[Sigifp-l] 2018 Workshop AND/OR Information Access Panel?

FROEHLICH, THOMAS tfroehli at kent.edu
Wed Mar 21 18:40:47 EDT 2018


Fake news and pseudo-cognitive authority, its characteristics, and venues.

Proposed by Thomas J. Froehlich, Ph.D.

I would like to follow some themes from a paper I recently published, "A Not-So-Brief Account of Current Information Ethics: The Ethics of Ignorance, Missing Information, Misinformation, Disinformation and Other Forms of Deception or Incompetence"  (http://bid.ub.edu/en/39/froehlich.htm) and from a course that I just created and taught on The Age of Disinformation.  In them, I developed a taxonomy of false informations and forms of deception, looked at the psychological grounds for ignorance adherents, examined the role of cognitive authorities in the (dis)information marketplace, and reviewed various techniques for combating fake news for information professionals, among other related issues.
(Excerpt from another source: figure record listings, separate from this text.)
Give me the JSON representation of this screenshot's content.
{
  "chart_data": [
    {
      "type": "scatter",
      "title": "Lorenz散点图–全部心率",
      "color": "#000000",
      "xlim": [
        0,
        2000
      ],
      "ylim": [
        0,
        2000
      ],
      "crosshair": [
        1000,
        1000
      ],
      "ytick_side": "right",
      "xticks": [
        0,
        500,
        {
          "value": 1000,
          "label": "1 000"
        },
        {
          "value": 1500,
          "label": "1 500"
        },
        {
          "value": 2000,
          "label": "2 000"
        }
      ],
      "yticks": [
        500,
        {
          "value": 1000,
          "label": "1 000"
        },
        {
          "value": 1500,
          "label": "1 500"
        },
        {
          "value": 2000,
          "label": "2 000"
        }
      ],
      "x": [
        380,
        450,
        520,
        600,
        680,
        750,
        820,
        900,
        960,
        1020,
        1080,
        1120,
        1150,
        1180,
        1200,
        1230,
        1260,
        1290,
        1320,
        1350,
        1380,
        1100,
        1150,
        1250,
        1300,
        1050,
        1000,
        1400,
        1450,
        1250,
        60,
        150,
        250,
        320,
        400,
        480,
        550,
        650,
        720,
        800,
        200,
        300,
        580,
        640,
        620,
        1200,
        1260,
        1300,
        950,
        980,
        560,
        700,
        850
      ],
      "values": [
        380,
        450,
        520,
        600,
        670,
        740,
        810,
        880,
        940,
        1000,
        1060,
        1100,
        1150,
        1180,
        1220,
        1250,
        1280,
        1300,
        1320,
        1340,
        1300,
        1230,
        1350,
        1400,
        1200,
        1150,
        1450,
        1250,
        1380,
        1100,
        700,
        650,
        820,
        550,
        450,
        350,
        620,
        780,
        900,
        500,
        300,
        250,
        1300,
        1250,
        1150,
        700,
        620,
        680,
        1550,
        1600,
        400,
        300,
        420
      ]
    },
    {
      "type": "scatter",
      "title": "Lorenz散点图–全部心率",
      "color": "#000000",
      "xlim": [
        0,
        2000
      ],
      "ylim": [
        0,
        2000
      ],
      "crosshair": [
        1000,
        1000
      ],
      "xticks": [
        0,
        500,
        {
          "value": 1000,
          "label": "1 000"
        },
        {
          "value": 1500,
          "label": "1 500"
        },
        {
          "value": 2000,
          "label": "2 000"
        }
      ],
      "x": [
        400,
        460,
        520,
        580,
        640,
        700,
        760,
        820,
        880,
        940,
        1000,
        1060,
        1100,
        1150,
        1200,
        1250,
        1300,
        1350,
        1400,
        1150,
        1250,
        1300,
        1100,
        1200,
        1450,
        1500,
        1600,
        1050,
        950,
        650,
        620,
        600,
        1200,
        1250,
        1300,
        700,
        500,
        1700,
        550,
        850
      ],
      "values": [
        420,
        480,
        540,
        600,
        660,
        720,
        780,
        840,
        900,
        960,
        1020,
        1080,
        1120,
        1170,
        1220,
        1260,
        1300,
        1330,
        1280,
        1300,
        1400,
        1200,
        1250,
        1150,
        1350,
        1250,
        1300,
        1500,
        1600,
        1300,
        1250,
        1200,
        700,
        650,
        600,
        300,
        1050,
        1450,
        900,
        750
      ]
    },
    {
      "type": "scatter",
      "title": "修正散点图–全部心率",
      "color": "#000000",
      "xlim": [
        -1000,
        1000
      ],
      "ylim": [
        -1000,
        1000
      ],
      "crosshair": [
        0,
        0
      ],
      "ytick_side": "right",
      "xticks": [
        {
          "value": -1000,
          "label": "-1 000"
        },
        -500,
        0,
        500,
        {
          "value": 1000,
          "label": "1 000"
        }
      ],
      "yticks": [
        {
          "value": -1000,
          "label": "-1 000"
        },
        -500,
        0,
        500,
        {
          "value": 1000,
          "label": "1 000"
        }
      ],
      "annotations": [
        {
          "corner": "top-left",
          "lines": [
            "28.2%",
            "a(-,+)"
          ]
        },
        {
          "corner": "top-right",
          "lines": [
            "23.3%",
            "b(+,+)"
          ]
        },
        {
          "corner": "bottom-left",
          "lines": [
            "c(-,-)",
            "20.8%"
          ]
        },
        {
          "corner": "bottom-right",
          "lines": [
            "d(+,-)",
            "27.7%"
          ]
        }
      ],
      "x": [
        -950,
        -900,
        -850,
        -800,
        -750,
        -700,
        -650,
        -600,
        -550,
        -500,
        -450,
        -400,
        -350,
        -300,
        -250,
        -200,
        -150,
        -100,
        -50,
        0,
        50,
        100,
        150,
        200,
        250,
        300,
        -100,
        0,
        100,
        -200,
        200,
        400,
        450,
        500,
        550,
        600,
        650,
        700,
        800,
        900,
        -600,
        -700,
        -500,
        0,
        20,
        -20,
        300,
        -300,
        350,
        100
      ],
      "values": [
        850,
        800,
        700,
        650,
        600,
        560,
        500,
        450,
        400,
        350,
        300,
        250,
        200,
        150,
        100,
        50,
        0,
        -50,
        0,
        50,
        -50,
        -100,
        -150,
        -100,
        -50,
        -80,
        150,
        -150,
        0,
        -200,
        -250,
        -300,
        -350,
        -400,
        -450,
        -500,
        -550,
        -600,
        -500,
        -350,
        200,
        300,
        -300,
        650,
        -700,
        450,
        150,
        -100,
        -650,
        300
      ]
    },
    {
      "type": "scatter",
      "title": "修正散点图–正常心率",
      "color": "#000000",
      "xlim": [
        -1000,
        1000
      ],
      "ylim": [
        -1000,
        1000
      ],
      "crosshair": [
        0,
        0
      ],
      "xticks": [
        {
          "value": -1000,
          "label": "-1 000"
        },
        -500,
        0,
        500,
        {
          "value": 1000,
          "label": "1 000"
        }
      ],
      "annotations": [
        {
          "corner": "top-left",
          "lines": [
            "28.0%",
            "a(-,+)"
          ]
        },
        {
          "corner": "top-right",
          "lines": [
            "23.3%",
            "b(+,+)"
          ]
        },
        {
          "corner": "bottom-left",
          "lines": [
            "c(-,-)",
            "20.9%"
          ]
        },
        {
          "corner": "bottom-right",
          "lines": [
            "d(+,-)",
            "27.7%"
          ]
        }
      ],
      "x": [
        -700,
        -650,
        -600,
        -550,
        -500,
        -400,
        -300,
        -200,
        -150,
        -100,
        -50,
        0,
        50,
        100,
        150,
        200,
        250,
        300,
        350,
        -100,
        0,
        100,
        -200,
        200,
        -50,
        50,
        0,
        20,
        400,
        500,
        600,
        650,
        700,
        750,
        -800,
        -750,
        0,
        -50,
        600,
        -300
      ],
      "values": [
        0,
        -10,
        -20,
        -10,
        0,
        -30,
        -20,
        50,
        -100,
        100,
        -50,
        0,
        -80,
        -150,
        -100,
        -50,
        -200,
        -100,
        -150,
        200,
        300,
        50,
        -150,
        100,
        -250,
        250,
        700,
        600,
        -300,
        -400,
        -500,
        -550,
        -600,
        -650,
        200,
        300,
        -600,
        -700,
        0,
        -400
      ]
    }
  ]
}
I would like to work through the notion of fake or pseudo- cognitive authority mentioned in the article and somewhat elaborated in my course: what it is, what its characteristics are, how it spreads through social media, specifically discussing a very recent study that found that lies spread faster online than the truth due to people, and not bots like we previously thought (Soroush Vosoughi, Deb Roy, and Sinan Aral, “The spread of true and false news online,” Science, 09 Mar 2018, 359 (6380), 1146-1151.  DOI: 10.1126/science.aap9559; http://science.sciencemag.org/content/359/6380/1146.)  Such a study has alarmed social scientists and legal scholars who articulated concerns in such articles as David M. J. Lazer, Matthew A. Baum, Yochai Benkler, Adam J. Berinsky, Kelly M. Greenhill, Filippo Menczer, Miriam J. Metzger, et al., “The science of fake news,” Science, 09 Mar 2018, 359 (6380), 1094-1096. DOI: 10.1126/science.aao2998; http://science.sciencemag.org/content/359/6380/1094/tab-article-info).  Through such and related research, we may better understand the role of pseudo-cognitive authority, its characteristics, and venues, manifest in the spread and speed of fake news so that we can combat such phenomena in order to safeguard democracy.

Short Bio:
Thomas J. Froehlich, Ph.D., is Professor Emeritus, School of Information, Kent State University (27 years). The majority of his published work is concerned with ethical considerations in the information professions, evolving in part from his philosophy background (Ph.D., Duquesne University). Dr. Froehlich taught in the areas of information science, ethics, network and software resources, online searching, and user interface design. He was the chief architect and former Director of the Master of Science Program in Information Architecture and Knowledge Management at Kent State University, which now offers Master’s degrees in Knowledge Management, User Experience Design and Health Informatics.  He has provided workshops, trainings, seminars or presentations in 26 countries, primarily in the areas of online searching and ethical concerns of information professionals.